The guilt nags at him the whole time, low in the back of his head, telling him he shouldn’t be here, shouldn’t be enjoying talking to her, shouldn’t be noticing the way her eyes crinkle at the corners when she laughs, the way her knee brushes his every time she leans in to ask a question. He’s halfway to making an excuse to leave, to go home to his dark quiet workshop, when she says, quiet enough only he can hear it, “Elaine called me two weeks before she died. Told me if I ever moved out here, I had to make sure you didn’t turn into a hermit who only talked to old fireworks shells for the rest of your life. She said you were too stubborn to ask for company on your own.”
Manny freezes. He didn’t know that. The knot in his chest loosens a little, the guilt melting into something softer, warmer, that he hasn’t felt since the day Elaine’s car crashed.
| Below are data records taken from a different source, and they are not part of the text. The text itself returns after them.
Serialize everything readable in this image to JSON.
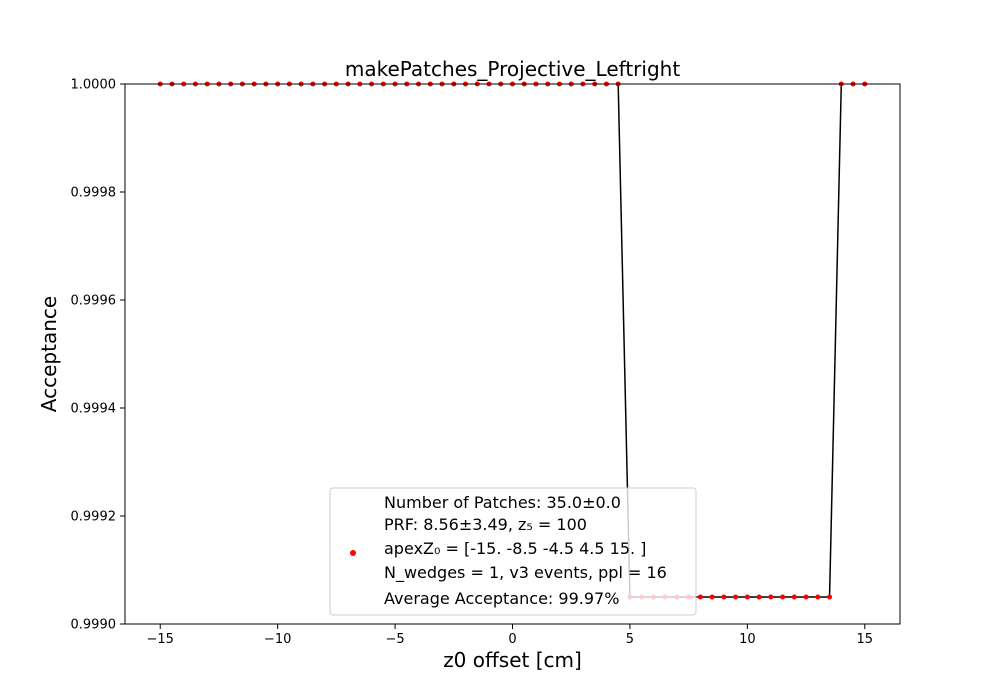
{
  "chart_data": {
    "type": "line",
    "title": "makePatches_Projective_Leftright",
    "xlabel": "z0 offset [cm]",
    "ylabel": "Acceptance",
    "xlim": [
      -16.5,
      16.5
    ],
    "ylim": [
      0.999,
      1.0
    ],
    "xticks": [
      -15,
      -10,
      -5,
      0,
      5,
      10,
      15
    ],
    "xtick_labels": [
      "−15",
      "−10",
      "−5",
      "0",
      "5",
      "10",
      "15"
    ],
    "yticks": [
      0.999,
      0.9992,
      0.9994,
      0.9996,
      0.9998,
      1.0
    ],
    "ytick_labels": [
      "0.9990",
      "0.9992",
      "0.9994",
      "0.9996",
      "0.9998",
      "1.0000"
    ],
    "grid": false,
    "legend_position": "lower center",
    "line_color": "#000000",
    "marker_color": "#ff0000",
    "series": [
      {
        "style": "line",
        "x": [
          4.5,
          5.0,
          13.5,
          14.0
        ],
        "y": [
          1.0,
          0.99905,
          0.99905,
          1.0
        ]
      },
      {
        "style": "scatter",
        "x": [
          -15.0,
          -14.5,
          -14.0,
          -13.5,
          -13.0,
          -12.5,
          -12.0,
          -11.5,
          -11.0,
          -10.5,
          -10.0,
          -9.5,
          -9.0,
          -8.5,
          -8.0,
          -7.5,
          -7.0,
          -6.5,
          -6.0,
          -5.5,
          -5.0,
          -4.5,
          -4.0,
          -3.5,
          -3.0,
          -2.5,
          -2.0,
          -1.5,
          -1.0,
          -0.5,
          0.0,
          0.5,
          1.0,
          1.5,
          2.0,
          2.5,
          3.0,
          3.5,
          4.0,
          4.5,
          5.0,
          5.5,
          6.0,
          6.5,
          7.0,
          7.5,
          8.0,
          8.5,
          9.0,
          9.5,
          10.0,
          10.5,
          11.0,
          11.5,
          12.0,
          12.5,
          13.0,
          13.5,
          14.0,
          14.5,
          15.0
        ],
        "y": [
          1.0,
          1.0,
          1.0,
          1.0,
          1.0,
          1.0,
          1.0,
          1.0,
          1.0,
          1.0,
          1.0,
          1.0,
          1.0,
          1.0,
          1.0,
          1.0,
          1.0,
          1.0,
          1.0,
          1.0,
          1.0,
          1.0,
          1.0,
          1.0,
          1.0,
          1.0,
          1.0,
          1.0,
          1.0,
          1.0,
          1.0,
          1.0,
          1.0,
          1.0,
          1.0,
          1.0,
          1.0,
          1.0,
          1.0,
          1.0,
          0.99905,
          0.99905,
          0.99905,
          0.99905,
          0.99905,
          0.99905,
          0.99905,
          0.99905,
          0.99905,
          0.99905,
          0.99905,
          0.99905,
          0.99905,
          0.99905,
          0.99905,
          0.99905,
          0.99905,
          0.99905,
          1.0,
          1.0,
          1.0
        ]
      }
    ],
    "legend": {
      "lines": [
        "Number of Patches: 35.0±0.0",
        "PRF: 8.56±3.49, z₅ = 100",
        "apexZ₀ = [-15.   -8.5  -4.5   4.5  15. ]",
        "N_wedges = 1, v3 events, ppl = 16",
        "Average Acceptance: 99.97%"
      ]
    }
  }
}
The first firework goes off then, red, bursting directly above them, painting the sky bright, and Lila flinches a little, leaning into his side without thinking, her shoulder pressed against his arm, the linen of her dress thin enough that he can feel the heat of her skin through the fabric. He lifts his arm, hesitates for half a second, then wraps it around her waist. She doesn’t pull away. She rests her head on his shoulder, scent of lavender and old paper filling his nose, and he watches the rest of the fireworks display, the one he spent three days helping the fair committee set up, but this time he’s not watching the sparks to make sure nothing goes wrong. He’s watching the way the colors reflect in her eyes.
When the last firework fades, the crowd cheers, and the air smells like gunpowder and grilled corn. Lila pulls back to look up at him, her cheeks pink from the cool evening air, and says, “I’ve got peach pie back at my house. And coffee. You wanna come over?”
Manny nods. He doesn’t even think about making an excuse, about going back to his empty house, his quiet workshop. They stand up, brushing grass off the back of his jeans, and walk down the street towards her place, sidewalk littered with discarded cotton candy sticks and crumpled napkins, their hands brushing every few steps, until he laces his calloused, scarred fingers through hers, her hand small, soft, warm in his. They get to her porch, she reaches into her bag for her keys, and when she finds them, she turns to him, leans up, and kisses him slow, sweet, the taste of cherry ices on her lips. The porch light above them flickers once, then stays bright, illuminating the tiny silver streaks in her hair, the faint scar on his left forearm from a 2018 airshow mishap, the small, unhurried smile on her face when she pulls back.